We present sandbox mining, a technique to confine an application to resources accessed during automatic testing. Sandbox mining first explores software behavior by means of automatic test generation, and extracts the set of resources accessed during these tests. This set is then used as a sandbox, blocking access to resources not used during testing. The mined sandbox thus protects against behavior changes such as the activation of latent malware, infections, targeted attacks, or malicious updates.

The use of test generation makes sandbox mining a fully automatic process that can be run by vendors and end users alike. Our BOXMATE prototype requires less than one hour to extract a sandbox from an Android app, with few to no false alarms on frequently used functionality.

Watch Andreas Zeller present BOXMATE at the TCE conference:

Vision paper

You can obtain our "Visions of 2025 and Beyond" submission here.

Technical report

In our paper (submitted for publication) we introduce the notion of sandbox mining. The anonymized experimental data used in the paper can be accessed here.

The data contains:

  • summaries and comparisons of our test generator (DroidMate) runs to human-written use cases, including the data on which API calls have been observed and when;
  • false positives observed during use case runs;
  • raw data points used to generate charts;
  • raw Android device logcat logs obtained from the device when conducting human-written use cases;
  • AppGuard API list.


I want to write malware. How can I stay in business?
With BOXMATE, you are in a “disclose or die” dilemma. Either you expose malicious behavior during mining, and then it becomes explicit for scrutiny and discussion; or you do not, and then the sandbox prevents it.

How about I ship a permissive sandbox with my malware?
With BOXMATE, anyone can safely assess all resource accesses of your program as well as your provided sandbox before installation.

I could craft and propagate an “official” rule that allows my attack.
Your rule would have to withstand public scrutiny, very much like patches to open source programs.

I could hide my malicious access in a myriad of others.
Minimizing the sandbox would reveal which accesses are really required, and a large difference would be suspicious by itself.

I am a Secret Service. How can I do my job?
BOXMATE only detects behavior changes in programs; it relies on the environment (operating system, hardware, network...) to be uncompromised.

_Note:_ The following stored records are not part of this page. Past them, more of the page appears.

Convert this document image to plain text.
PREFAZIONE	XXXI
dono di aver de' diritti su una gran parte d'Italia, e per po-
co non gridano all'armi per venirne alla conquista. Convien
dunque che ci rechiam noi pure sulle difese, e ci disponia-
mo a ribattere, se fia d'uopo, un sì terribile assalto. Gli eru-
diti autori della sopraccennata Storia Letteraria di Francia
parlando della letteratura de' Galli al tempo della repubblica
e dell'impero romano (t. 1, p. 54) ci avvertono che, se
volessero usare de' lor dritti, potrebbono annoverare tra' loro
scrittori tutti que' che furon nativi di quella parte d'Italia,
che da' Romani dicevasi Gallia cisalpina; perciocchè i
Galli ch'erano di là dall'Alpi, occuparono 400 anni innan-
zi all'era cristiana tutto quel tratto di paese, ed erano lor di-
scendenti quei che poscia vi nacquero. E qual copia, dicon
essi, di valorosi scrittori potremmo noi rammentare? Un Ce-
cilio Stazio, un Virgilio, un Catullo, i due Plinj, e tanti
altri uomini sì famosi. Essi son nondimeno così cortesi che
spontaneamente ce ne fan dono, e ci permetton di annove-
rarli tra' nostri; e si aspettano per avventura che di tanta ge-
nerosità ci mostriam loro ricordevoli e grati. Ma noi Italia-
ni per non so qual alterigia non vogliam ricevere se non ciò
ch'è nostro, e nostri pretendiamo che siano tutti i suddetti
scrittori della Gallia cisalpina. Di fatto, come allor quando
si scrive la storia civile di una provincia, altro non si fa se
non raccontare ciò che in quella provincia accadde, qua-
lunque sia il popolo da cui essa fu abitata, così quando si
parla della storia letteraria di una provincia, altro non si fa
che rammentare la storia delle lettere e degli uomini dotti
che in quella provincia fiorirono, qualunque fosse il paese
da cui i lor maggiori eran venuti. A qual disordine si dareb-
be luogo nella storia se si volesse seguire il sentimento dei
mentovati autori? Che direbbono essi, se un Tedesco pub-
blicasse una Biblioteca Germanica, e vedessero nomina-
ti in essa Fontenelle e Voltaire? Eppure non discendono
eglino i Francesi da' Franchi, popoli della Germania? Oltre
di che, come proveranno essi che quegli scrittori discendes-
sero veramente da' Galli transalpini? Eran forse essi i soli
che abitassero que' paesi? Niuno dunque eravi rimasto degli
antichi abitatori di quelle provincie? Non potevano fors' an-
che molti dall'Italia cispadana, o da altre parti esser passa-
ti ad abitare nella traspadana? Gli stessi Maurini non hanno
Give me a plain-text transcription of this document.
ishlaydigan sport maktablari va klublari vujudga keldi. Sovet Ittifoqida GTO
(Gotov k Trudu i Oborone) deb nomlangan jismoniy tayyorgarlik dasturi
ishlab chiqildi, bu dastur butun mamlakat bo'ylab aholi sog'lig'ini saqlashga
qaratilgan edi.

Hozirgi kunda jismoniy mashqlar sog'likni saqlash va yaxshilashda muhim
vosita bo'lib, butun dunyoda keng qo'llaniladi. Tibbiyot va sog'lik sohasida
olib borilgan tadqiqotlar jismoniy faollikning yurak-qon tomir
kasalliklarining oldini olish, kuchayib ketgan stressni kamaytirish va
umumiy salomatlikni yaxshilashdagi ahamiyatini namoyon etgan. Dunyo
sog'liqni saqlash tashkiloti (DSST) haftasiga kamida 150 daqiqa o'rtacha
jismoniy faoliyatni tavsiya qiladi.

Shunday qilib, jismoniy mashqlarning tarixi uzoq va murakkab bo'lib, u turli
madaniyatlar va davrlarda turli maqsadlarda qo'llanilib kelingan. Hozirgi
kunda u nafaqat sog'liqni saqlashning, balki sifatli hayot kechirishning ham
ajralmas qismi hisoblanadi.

I am a user. I am getting a false alarm. What can I do?
Use an “official” sandbox provided by the vendor. Or re-run BOXMATE to have your sandbox include the legitimate behavior.

How can I trust a supplied sandbox?
You can run BOXMATE yourself and compare; if the supplied sandbox allows more resource accesses than your sandbox, there should be a legitimate reason.

If BOXMATE exercises a backdoor during mining, it becomes part of the sandbox, right?
A backdoor is typically designed such that testing would not find it. On top, you can always have BOXMATE reduce the sandbox to a minimum, preventing backdoor usage.

Does BOXMATE collect usage data?
BOXMATE is set to detect differences in program behavior, not usage behavior. It neither collects nor assesses program usage, and the mined rules are set to generalize from any user-provided data.

Does BOXMATE track information flow?
For performance reasons, BOXER does not analyze how accessed sensitive data is processed; it thus assumes it may leak to all accessed sinks.

I am a vendor. How can I ensure the mined sandbox encompasses all legit behavior?
Modern test generators are well set to achieve high coverage; having additional rule sets drive them will get even higher coverage faster. You would top this with your own set of extensive tests, and ship the mined sandbox with your program or upload it to the shared repository.

How will BOXMATE ever get 100% coverage, say of exceptional behavior?
We only need to cover sensitive resource accesses, which is a small subset of behavior. “Benign” exceptional behavior would rarely access yet unseen sensitive resources—in contrast to backdoors, for instance.

But BOXMATE may not cover exceptional behavior.
“Benign” exceptional behavior would only rarely access yet uncovered sensitive resources—in sharp contrast to backdoors, for instance.

Automatic learners for intrusion detection are hardly used in practice.
BOXMATE uses neither automated classifiers nor training on usage data or usage profiles: Using test generation, BOXMATE can systematically and automatically explore all normal program behavior well before production.

Can I use BOXMATE to protect an embedded system?
If the interaction of your system fits the BOXMATE model, BOXMATE could run as a watchdog process or device, monitoring system behavior.

How can I protect my intellectual property?
By design, BOXMATE relies only on externally visible dynamic interaction; the implementation can remain unchanged and arbitrarily obfuscated.